Harvey Weinstein found guilty in landmark #MeToo moment
Updated 07:00, 25-Feb-2020
Associated Press
01:12

Harvey Weinstein was convicted Monday at his sexual assault trial, sealing his dizzying fall from powerful Hollywood studio boss to archvillain of the #MeToo movement.

The jury found him guilty of criminal sexual act in 1st degree and guilty of rape in the 3rd degree.

They found him not guilty of two counts of predatory sexual assault and one count of rape in the 1st degree.

The verdict followed weeks of often harrowing and excruciatingly graphic testimony from a string of accusers who told of rapes, forced oral sex, groping, masturbation, lewd propositions and that's-Hollywood excuses from Weinstein about how the casting couch works.

The conviction was seen as a long-overdue reckoning for Weinstein after years of whispers about his behavior turned into a torrent of accusations in 2017 that destroyed his career and gave rise to #MeToo, the global movement to encourage women to come forward and hold powerful men accountable for their sexual misconduct.

The jury of seven men and five women took five days to find him guilty.

The case against the once-feared producer was essentially built on three allegations: that he raped an aspiring actress in a New York City hotel room in 2013, that he forcibly performed oral sex on another woman, production assistant Mimi Haleyi, at his apartment in 2006, and that he raped and forcibly performed oral sex on "Sopranos” actress Annabella Sciorra in her apartment in the mid-1990s.
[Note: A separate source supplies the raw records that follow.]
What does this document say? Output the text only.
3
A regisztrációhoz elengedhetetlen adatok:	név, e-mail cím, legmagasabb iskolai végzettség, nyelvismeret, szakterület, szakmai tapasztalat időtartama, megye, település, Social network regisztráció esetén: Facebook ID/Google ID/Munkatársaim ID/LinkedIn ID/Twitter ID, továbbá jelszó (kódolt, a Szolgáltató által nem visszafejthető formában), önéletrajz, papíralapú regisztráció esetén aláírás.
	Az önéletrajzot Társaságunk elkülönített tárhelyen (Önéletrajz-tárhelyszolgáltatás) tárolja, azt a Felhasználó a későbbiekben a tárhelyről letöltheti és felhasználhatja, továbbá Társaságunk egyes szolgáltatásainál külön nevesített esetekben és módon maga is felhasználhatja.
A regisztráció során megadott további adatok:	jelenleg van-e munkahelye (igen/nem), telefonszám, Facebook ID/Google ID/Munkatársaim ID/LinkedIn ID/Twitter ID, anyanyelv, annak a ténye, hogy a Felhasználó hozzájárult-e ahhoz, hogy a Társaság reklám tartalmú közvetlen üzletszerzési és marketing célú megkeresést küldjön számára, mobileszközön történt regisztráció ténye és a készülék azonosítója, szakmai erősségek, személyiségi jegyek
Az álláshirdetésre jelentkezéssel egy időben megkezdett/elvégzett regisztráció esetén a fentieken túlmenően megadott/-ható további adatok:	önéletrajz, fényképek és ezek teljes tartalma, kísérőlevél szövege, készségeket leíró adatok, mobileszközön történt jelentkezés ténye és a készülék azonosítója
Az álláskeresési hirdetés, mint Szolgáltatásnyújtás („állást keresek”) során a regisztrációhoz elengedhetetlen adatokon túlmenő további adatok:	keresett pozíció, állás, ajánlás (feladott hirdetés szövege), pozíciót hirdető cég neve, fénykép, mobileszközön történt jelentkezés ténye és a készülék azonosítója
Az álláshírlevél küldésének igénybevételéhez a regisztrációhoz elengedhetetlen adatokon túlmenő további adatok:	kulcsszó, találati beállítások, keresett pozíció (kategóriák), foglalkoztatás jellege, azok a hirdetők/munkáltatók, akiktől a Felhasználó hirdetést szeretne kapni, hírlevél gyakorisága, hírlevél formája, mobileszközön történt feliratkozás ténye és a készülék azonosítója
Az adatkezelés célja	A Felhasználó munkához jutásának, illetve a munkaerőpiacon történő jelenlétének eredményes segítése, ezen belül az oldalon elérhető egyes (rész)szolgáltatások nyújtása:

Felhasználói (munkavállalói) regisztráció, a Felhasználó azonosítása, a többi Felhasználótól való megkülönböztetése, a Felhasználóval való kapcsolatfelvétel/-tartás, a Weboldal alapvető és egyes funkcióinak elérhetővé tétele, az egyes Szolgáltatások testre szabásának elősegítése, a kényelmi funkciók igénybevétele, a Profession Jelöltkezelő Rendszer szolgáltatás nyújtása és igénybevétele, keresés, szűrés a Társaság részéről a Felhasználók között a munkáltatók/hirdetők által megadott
Three additional women who said they, too, were attacked by Weinstein also testified as part of an effort by prosecutors to show a pattern of brutish behavior on his part.

The Associated Press does not typically identify people who say they are victims of sex crimes unless they grant permission, as Haleyi and Sciorra did.

Jurors signaled their struggles with the Sciorra charges four days into deliberations. On Friday, after reviewing sections of her testimony and related evidence, they sent a note to the judge indicating they were deadlocked on the counts but had reached a unanimous verdict on the others. After some debate in the courtroom, the judge ordered jurors to keep deliberating.

While Weinstein did not testify, his lawyers contended that any sexual contact was consensual and that his accusers went to bed with him to advance their careers.

The defense seized on the fact that two of the women central to the case stayed in contact with Weinstein through warm and even flirty emails — and had sex with him — well after he supposedly attacked them.